Illinois legislature recently approved the Workplace Transparency Act (WTA) – a sweeping piece of legislation that imposes a variety of restrictions and requirements on employers relating to workplace discrimination and harassment. With Governor Pritzker expected to sign the act into law, Illinois employers are facing a radically different labor and employment landscape starting in 2020.
Limitations on Employment Agreements
Under the WTA, employers are prohibited from entering into employee agreements (including separation or settlement agreements) that contain nondisclosure and/or non-disparagement clauses for claims of harassment or discrimination. However, employers can enter into separation or settlement agreements with nondisclosure and/or non-disparagement clauses if all the following conditions are present:
- The claim at issue arose before the settlement/separation agreement was executed.
- The parties both agree on the nondisclosure and/or non-disparagement clause.
- The employee/applicant has 21 days to consider the agreement before executing.
- The employee/applicant has seven calendar days following the execution of the agreement to revoke the agreement.

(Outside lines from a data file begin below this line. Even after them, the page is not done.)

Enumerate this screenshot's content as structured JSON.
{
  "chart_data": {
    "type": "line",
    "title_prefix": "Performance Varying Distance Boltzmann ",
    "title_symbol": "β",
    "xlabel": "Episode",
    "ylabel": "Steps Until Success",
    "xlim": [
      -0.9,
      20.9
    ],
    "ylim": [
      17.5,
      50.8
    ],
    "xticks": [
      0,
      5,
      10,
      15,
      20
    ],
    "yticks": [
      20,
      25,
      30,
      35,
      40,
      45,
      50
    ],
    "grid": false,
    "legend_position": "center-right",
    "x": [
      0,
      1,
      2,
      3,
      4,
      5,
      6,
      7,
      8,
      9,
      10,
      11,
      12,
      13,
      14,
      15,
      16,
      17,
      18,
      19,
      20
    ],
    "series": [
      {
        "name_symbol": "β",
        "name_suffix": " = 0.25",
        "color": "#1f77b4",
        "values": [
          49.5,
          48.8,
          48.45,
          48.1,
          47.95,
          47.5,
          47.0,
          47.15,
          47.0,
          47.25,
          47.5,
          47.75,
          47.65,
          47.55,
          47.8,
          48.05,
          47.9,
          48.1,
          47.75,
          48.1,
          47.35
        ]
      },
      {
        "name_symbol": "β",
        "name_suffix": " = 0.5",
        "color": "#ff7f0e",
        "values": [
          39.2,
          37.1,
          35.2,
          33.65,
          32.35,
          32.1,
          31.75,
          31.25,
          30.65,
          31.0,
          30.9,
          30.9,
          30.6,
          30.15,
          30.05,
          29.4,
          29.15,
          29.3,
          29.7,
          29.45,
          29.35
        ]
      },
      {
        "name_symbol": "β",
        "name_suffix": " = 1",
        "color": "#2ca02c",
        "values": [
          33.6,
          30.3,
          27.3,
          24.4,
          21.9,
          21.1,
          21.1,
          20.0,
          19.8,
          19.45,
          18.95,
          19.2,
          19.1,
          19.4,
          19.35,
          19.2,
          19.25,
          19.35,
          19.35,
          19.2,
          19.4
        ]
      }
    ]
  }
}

Limitations on Arbitration Agreements
Although employers are still permitted to use arbitration agreements, they may only do so if the arbitration agreement excludes discrimination and harassment claims. The prohibition on arbitration of discrimination and harassment claims appears to conflict with the Federal Arbitration Act. But, employers will be faced with uncertainty in how this provision will be enforced against employers until there is a judicial opinion addressing the conflict.
Expanded Definitions of Discrimination and Harassment
The WTA also amends the Illinois Human Rights Act (IHRA) to prohibit actual or perceived discrimination and/or harassment based on a protected characteristic under the IHRA, including: race, color, religion, national origin, ancestry, age, sex, marital status, order of protection status, disability, military status, sexual orientation, pregnancy, or unfavorable discharge from military service. Previously, causes of action for “perceived” discrimination or harassment were limited to disability claims. “Perceived” discrimination or harassment claims allow employees to allege that they were subject to unwelcome conduct based on a protected characteristic their employee “perceived” them to have, regardless of whether the individual actually has that characteristic.
Expanded Application of IHRA to Contractors
The WTA further amends the IHRA to specifically provide protections to “nonemployees,” such as contractors and consultants. Consequently, employers could be held liable for harassing conduct that substantially interferes with contractors’ work performance or creates an intimidating, hostile or offensive working environment for them as members of a protected class.
Employer Disclosure Requirements
Beginning July 1, 2020, employers and parties to a public contract in Illinois are required to disclose annually to the Illinois Department of Human Rights (IDHR):
- Total number of settlements entered into during the preceding year by the employer or corporate executive of the employer that relate to any alleged act of sexual harassment or unlawful discrimination
- Breakdown of the number of settlements based on protected characteristics
- Total number of adverse judgments or administrative rulings during the preceding year
- Whether any equitable relief was ordered against the employer in any adverse judgment or administrative ruling
- Total number of adverse judgments or administrative rulings based on protected characteristics
The IDHR may use the information disclosed to open a preliminary investigation into pattern and practice violations. Noncompliance with reporting obligations could result in civil penalties up to $5,000 per offense.
Annual Sexual Harassment Prevention Training
Employers are now required to provide annual sexual harassment prevention training to all employees, which at minimum, must:
- Define sexual harassment.
- Provide examples of prohibited conduct.
- Identify employer responsibility to prevent, investigate and address sexual harassment.
- Summarize federal and state laws addressing sexual harassment, including available remedies.
The IDHR will make available a model sexual harassment prevention training program that meets these criteria. Employers must either use the model program or establish training that exceeds the minimum standards provided by the model training.
Noncompliance with this section may subject employers to civil penalties up to $5,000 per offense.
Recommended Next Steps
Once signed by Governor Pritzker, the WTA will largely go into effect on January 1, 2020 (with the exception of the employer disclosure requirement noted above).
Employers should be ready to immediately review their employment contracts, separation agreements, arbitration agreements, and policies on discrimination and harassment. Employers should also evaluate whether their internal sexual harassment training program meets the WTA’s minimum requirements. Additionally, employers should prepare to comply with the mandatory reporting requirements.